The qualitative method investigates the why and how of decision making, not just what, where, when. Hence, smaller but focused samples are more often needed, rather than large samples. A central issue in qualitative research is validity (also known as credibility and/or dependability). There are many different ways of establishing validity, including: member check, interviewer corroboration, peer debriefing, prolonged engagement, negative case analysis, audit ability, conformability, bracketing, and balance. The most common analysis of qualitative data is observer impression. That is, expert or bystander observers examine the data, interpret it via forming an impression and report their impression in a structured and sometimes quantitative form.

Schutz says that while studying history, because there could be several different types of experiences, and in interpreting the research and data, the historian will continuously make ideal types of both persons and actions, all in order to understand the same facts.
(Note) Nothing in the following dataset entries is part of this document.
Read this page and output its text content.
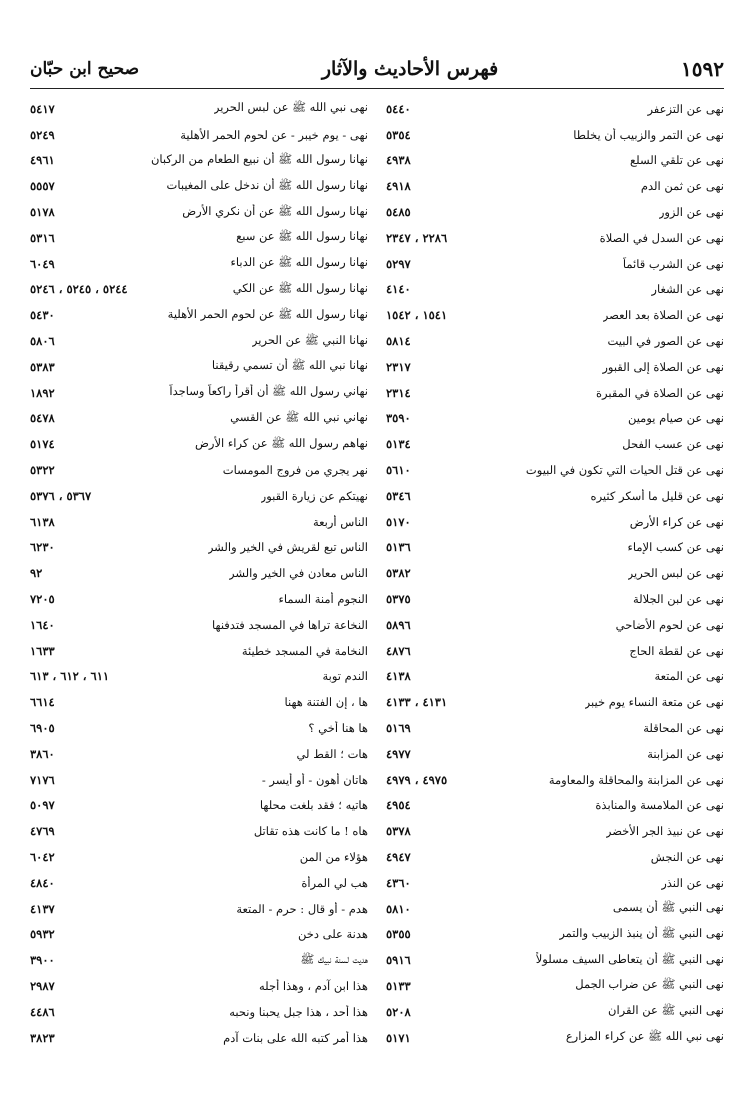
١٥٩٢
فهرس الأحاديث والآثار
صحيح ابن حبّان
نهى عن التزعفر
٥٤٤٠
نهى عن التمر والزبيب أن يخلطا
٥٣٥٤
نهى عن تلقي السلع
٤٩٣٨
نهى عن ثمن الدم
٤٩١٨
نهى عن الزور
٥٤٨٥
نهى عن السدل في الصلاة
٢٢٨٦ ، ٢٣٤٧
نهى عن الشرب قائماً
٥٢٩٧
نهى عن الشغار
٤١٤٠
نهى عن الصلاة بعد العصر
١٥٤١ ، ١٥٤٢
نهى عن الصور في البيت
٥٨١٤
نهى عن الصلاة إلى القبور
٢٣١٧
نهى عن الصلاة في المقبرة
٢٣١٤
نهى عن صيام يومين
٣٥٩٠
نهى عن عسب الفحل
٥١٣٤
نهى عن قتل الحيات التي تكون في البيوت
٥٦١٠
نهى عن قليل ما أسكر كثيره
٥٣٤٦
نهى عن كراء الأرض
٥١٧٠
نهى عن كسب الإماء
٥١٣٦
نهى عن لبس الحرير
٥٣٨٢
نهى عن لبن الجلالة
٥٣٧٥
نهى عن لحوم الأضاحي
٥٨٩٦
نهى عن لقطة الحاج
٤٨٧٦
نهى عن المتعة
٤١٣٨
نهى عن متعة النساء يوم خيبر
٤١٣١ ، ٤١٣٣
نهى عن المحاقلة
٥١٦٩
نهى عن المزابنة
٤٩٧٧
نهى عن المزابنة والمحاقلة والمعاومة
٤٩٧٥ ، ٤٩٧٩
نهى عن الملامسة والمنابذة
٤٩٥٤
نهى عن نبيذ الجر الأخضر
٥٣٧٨
نهى عن النجش
٤٩٤٧
نهى عن النذر
٤٣٦٠
نهى النبي ﷺ أن يسمى
٥٨١٠
نهى النبي ﷺ أن ينبذ الزبيب والتمر
٥٣٥٥
نهى النبي ﷺ أن يتعاطى السيف مسلولاً
٥٩١٦
نهى النبي ﷺ عن ضراب الجمل
٥١٣٣
نهى النبي ﷺ عن القران
٥٢٠٨
نهى نبي الله ﷺ عن كراء المزارع
٥١٧١
نهى نبي الله ﷺ عن لبس الحرير
٥٤١٧
نهى - يوم خيبر - عن لحوم الحمر الأهلية
٥٢٤٩
نهانا رسول الله ﷺ أن نبيع الطعام من الركبان
٤٩٦١
نهانا رسول الله ﷺ أن ندخل على المغيبات
٥٥٥٧
نهانا رسول الله ﷺ عن أن نكري الأرض
٥١٧٨
نهانا رسول الله ﷺ عن سبع
٥٣١٦
نهانا رسول الله ﷺ عن الدباء
٦٠٤٩
نهانا رسول الله ﷺ عن الكي
٥٢٤٤ ، ٥٢٤٥ ، ٥٢٤٦
نهانا رسول الله ﷺ عن لحوم الحمر الأهلية
٥٤٣٠
نهانا النبي ﷺ عن الحرير
٥٨٠٦
نهانا نبي الله ﷺ أن تسمي رقيقنا
٥٣٨٣
نهاني رسول الله ﷺ أن أقرأ راكعاً وساجداً
١٨٩٢
نهاني نبي الله ﷺ عن القسي
٥٤٧٨
نهاهم رسول الله ﷺ عن كراء الأرض
٥١٧٤
نهر يجري من فروج المومسات
٥٣٢٢
نهيتكم عن زيارة القبور
٥٣٦٧ ، ٥٣٧٦
الناس أربعة
٦١٣٨
الناس تبع لقريش في الخير والشر
٦٢٣٠
الناس معادن في الخير والشر
٩٢
النجوم أمنة السماء
٧٢٠٥
النخاعة تراها في المسجد فتدفنها
١٦٤٠
النخامة في المسجد خطيئة
١٦٣٣
الندم توبة
٦١١ ، ٦١٢ ، ٦١٣
ها ، إن الفتنة ههنا
٦٦١٤
ها هنا أخي ؟
٦٩٠٥
هات ؛ القط لي
٣٨٦٠
هاتان أهون - أو أيسر -
٧١٧٦
هاتيه ؛ فقد بلغت محلها
٥٠٩٧
هاه ! ما كانت هذه تقاتل
٤٧٦٩
هؤلاء من المن
٦٠٤٢
هب لي المرأة
٤٨٤٠
هدم - أو قال : حرم - المتعة
٤١٣٧
هدنة على دخن
٥٩٣٢
هديت لسنة نبيك ﷺ
٣٩٠٠
هذا ابن آدم ، وهذا أجله
٢٩٨٧
هذا أحد ، هذا جبل يحبنا ونحبه
٤٤٨٦
هذا أمر كتبه الله على بنات آدم
٣٨٢٣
However to figure out what is relevant while studying History, the historian will ask which acts are relevant to his predecessors, his consociates and to his contemporaries. According to Schutz, a historian should try, in a certain sense, identify himself with the personality out of the past whom he is studying and should ask what this person could have been intending to do just prior to the act in question. The historian should, in general, pose the question how would things have turned out if event B occurred instead of event A. However, the problem with this type of thinking is that usually the historian already knows what the object of his research intended to do because he knows in fact what he did do. Likewise, the historian knows the course of historical events right down to the present. Now with the knowledge at hand the historian can place himself in a point in time right before his moment of choice or prior to the moment of event A. Next a historian should ask, accounting on the basis of knowledge that he already knows the 'because-motive' of his subjects in question 'about-to' act, what purpose the subject could possibly have had in his mind.
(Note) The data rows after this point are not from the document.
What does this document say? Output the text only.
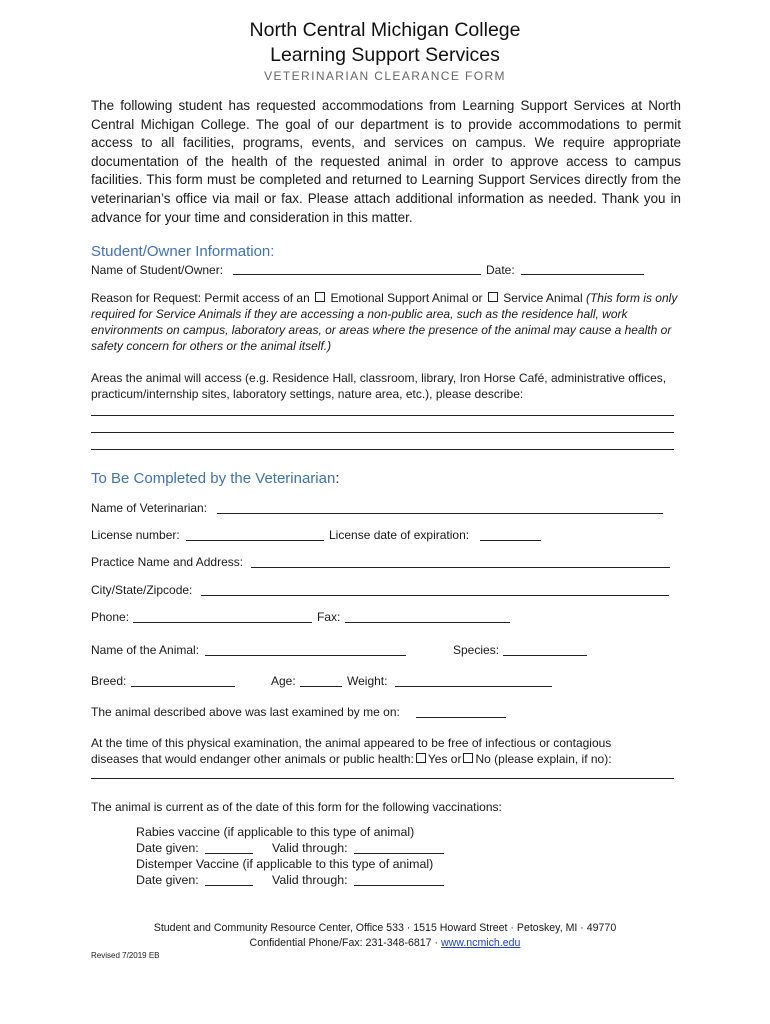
North Central Michigan College
Learning Support Services
VETERINARIAN CLEARANCE FORM
The following student has requested accommodations from Learning Support Services at North Central Michigan College. The goal of our department is to provide accommodations to permit access to all facilities, programs, events, and services on campus. We require appropriate documentation of the health of the requested animal in order to approve access to campus facilities. This form must be completed and returned to Learning Support Services directly from the veterinarian’s office via mail or fax. Please attach additional information as needed. Thank you in advance for your time and consideration in this matter.
Student/Owner Information:
Name of Student/Owner:	Date:
Reason for Request: Permit access of an Emotional Support Animal or Service Animal (This form is only required for Service Animals if they are accessing a non-public area, such as the residence hall, work environments on campus, laboratory areas, or areas where the presence of the animal may cause a health or safety concern for others or the animal itself.)
Areas the animal will access (e.g. Residence Hall, classroom, library, Iron Horse Café, administrative offices, practicum/internship sites, laboratory settings, nature area, etc.), please describe:
To Be Completed by the Veterinarian:
Name of Veterinarian:
License number:	License date of expiration:
Practice Name and Address:
City/State/Zipcode:
Phone:	Fax:
Name of the Animal:	Species:
Breed:	Age:	Weight:
The animal described above was last examined by me on:
At the time of this physical examination, the animal appeared to be free of infectious or contagious
diseases that would endanger other animals or public health: Yes or No (please explain, if no):
The animal is current as of the date of this form for the following vaccinations:
Rabies vaccine (if applicable to this type of animal)
Date given:	Valid through:
Distemper Vaccine (if applicable to this type of animal)
Date given:	Valid through:
Student and Community Resource Center, Office 533 · 1515 Howard Street · Petoskey, MI · 49770
Confidential Phone/Fax: 231-348-6817 · www.ncmich.edu
Revised 7/2019 EB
One must remember, according to Schutz, that only the past can be regarded as part of history, never the present. In the present, all is pure process, he states that every action is planned and takes place freely without any consciousness of a because-motive on the part of the actor. However, in the past, there is neither freedom nor probability, and it is at least in principle possible to discover any given action’s genuine because-motive by seeking the latter in the events before the action. While looking back in the stream of history Schutz explains that it is a continuous manifold similar in a certain respect to our own stream of consciousness. But there are differences. History takes place in objective time, but our stream of consciousness takes place within the inner-duration flow of the individual. He explains that the stream of history can be reduced to the genuine experiences of other men, experiences which occur within the immediacy of individual streams of consciousness.
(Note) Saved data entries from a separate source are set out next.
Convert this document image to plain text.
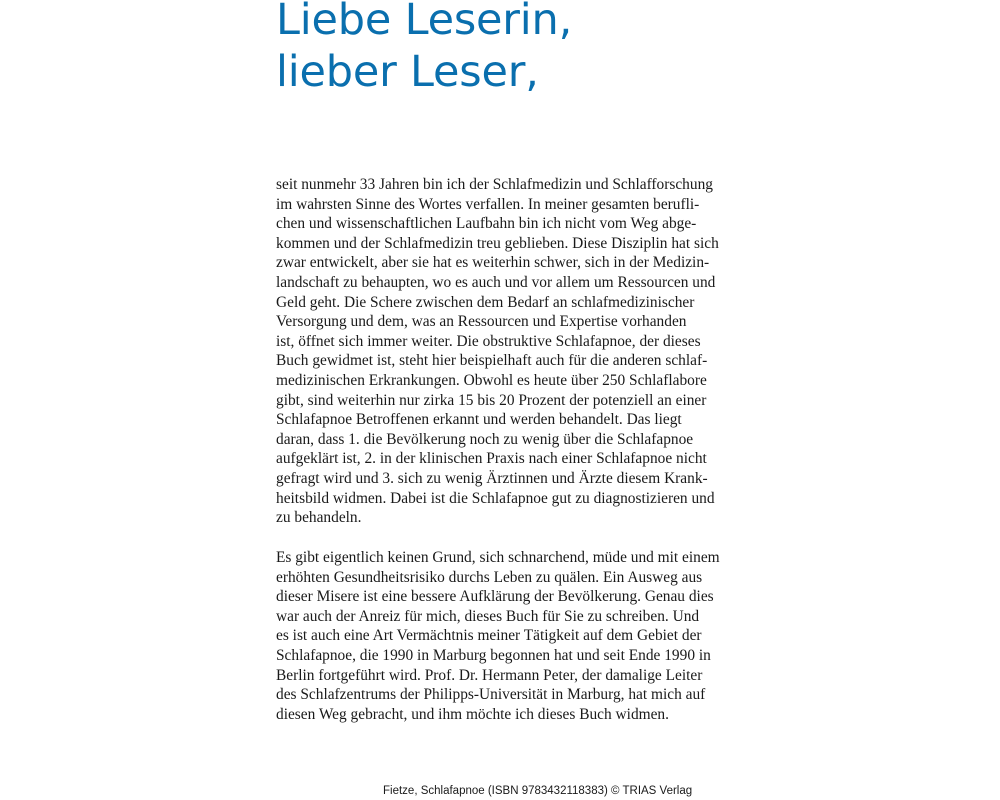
Liebe Leserin,
lieber Leser,
seit nunmehr 33 Jahren bin ich der Schlafmedizin und Schlafforschung
im wahrsten Sinne des Wortes verfallen. In meiner gesamten berufli-
chen und wissenschaftlichen Laufbahn bin ich nicht vom Weg abge-
kommen und der Schlafmedizin treu geblieben. Diese Disziplin hat sich
zwar entwickelt, aber sie hat es weiterhin schwer, sich in der Medizin-
landschaft zu behaupten, wo es auch und vor allem um Ressourcen und
Geld geht. Die Schere zwischen dem Bedarf an schlafmedizinischer
Versorgung und dem, was an Ressourcen und Expertise vorhanden
ist, öffnet sich immer weiter. Die obstruktive Schlafapnoe, der dieses
Buch gewidmet ist, steht hier beispielhaft auch für die anderen schlaf-
medizinischen Erkrankungen. Obwohl es heute über 250 Schlaflabore
gibt, sind weiterhin nur zirka 15 bis 20 Prozent der potenziell an einer
Schlafapnoe Betroffenen erkannt und werden behandelt. Das liegt
daran, dass 1. die Bevölkerung noch zu wenig über die Schlafapnoe
aufgeklärt ist, 2. in der klinischen Praxis nach einer Schlafapnoe nicht
gefragt wird und 3. sich zu wenig Ärztinnen und Ärzte diesem Krank-
heitsbild widmen. Dabei ist die Schlafapnoe gut zu diagnostizieren und
zu behandeln.
Es gibt eigentlich keinen Grund, sich schnarchend, müde und mit einem
erhöhten Gesundheitsrisiko durchs Leben zu quälen. Ein Ausweg aus
dieser Misere ist eine bessere Aufklärung der Bevölkerung. Genau dies
war auch der Anreiz für mich, dieses Buch für Sie zu schreiben. Und
es ist auch eine Art Vermächtnis meiner Tätigkeit auf dem Gebiet der
Schlafapnoe, die 1990 in Marburg begonnen hat und seit Ende 1990 in
Berlin fortgeführt wird. Prof. Dr. Hermann Peter, der damalige Leiter
des Schlafzentrums der Philipps-Universität in Marburg, hat mich auf
diesen Weg gebracht, und ihm möchte ich dieses Buch widmen.
Fietze, Schlafapnoe (ISBN 9783432118383) © TRIAS Verlag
The historical sciences are different because they extend their explanations beyond the realm of contemporaries into that of predecessors, while social sciences confine their explanations to the realm of contemporaries. The study of history is the study of man, his mind. History should be studied because it is essential to individuals and to society, and because it harbors beauty. History helps us understand people and societies, it helps us understand change and how the society we live in came to be. History is important in creating knowledgeable and engaged citizens for our nation. By teaching us to analyze the social, political, and economic threads of the past, the study of history gives us the skills to analyze those threads in the present.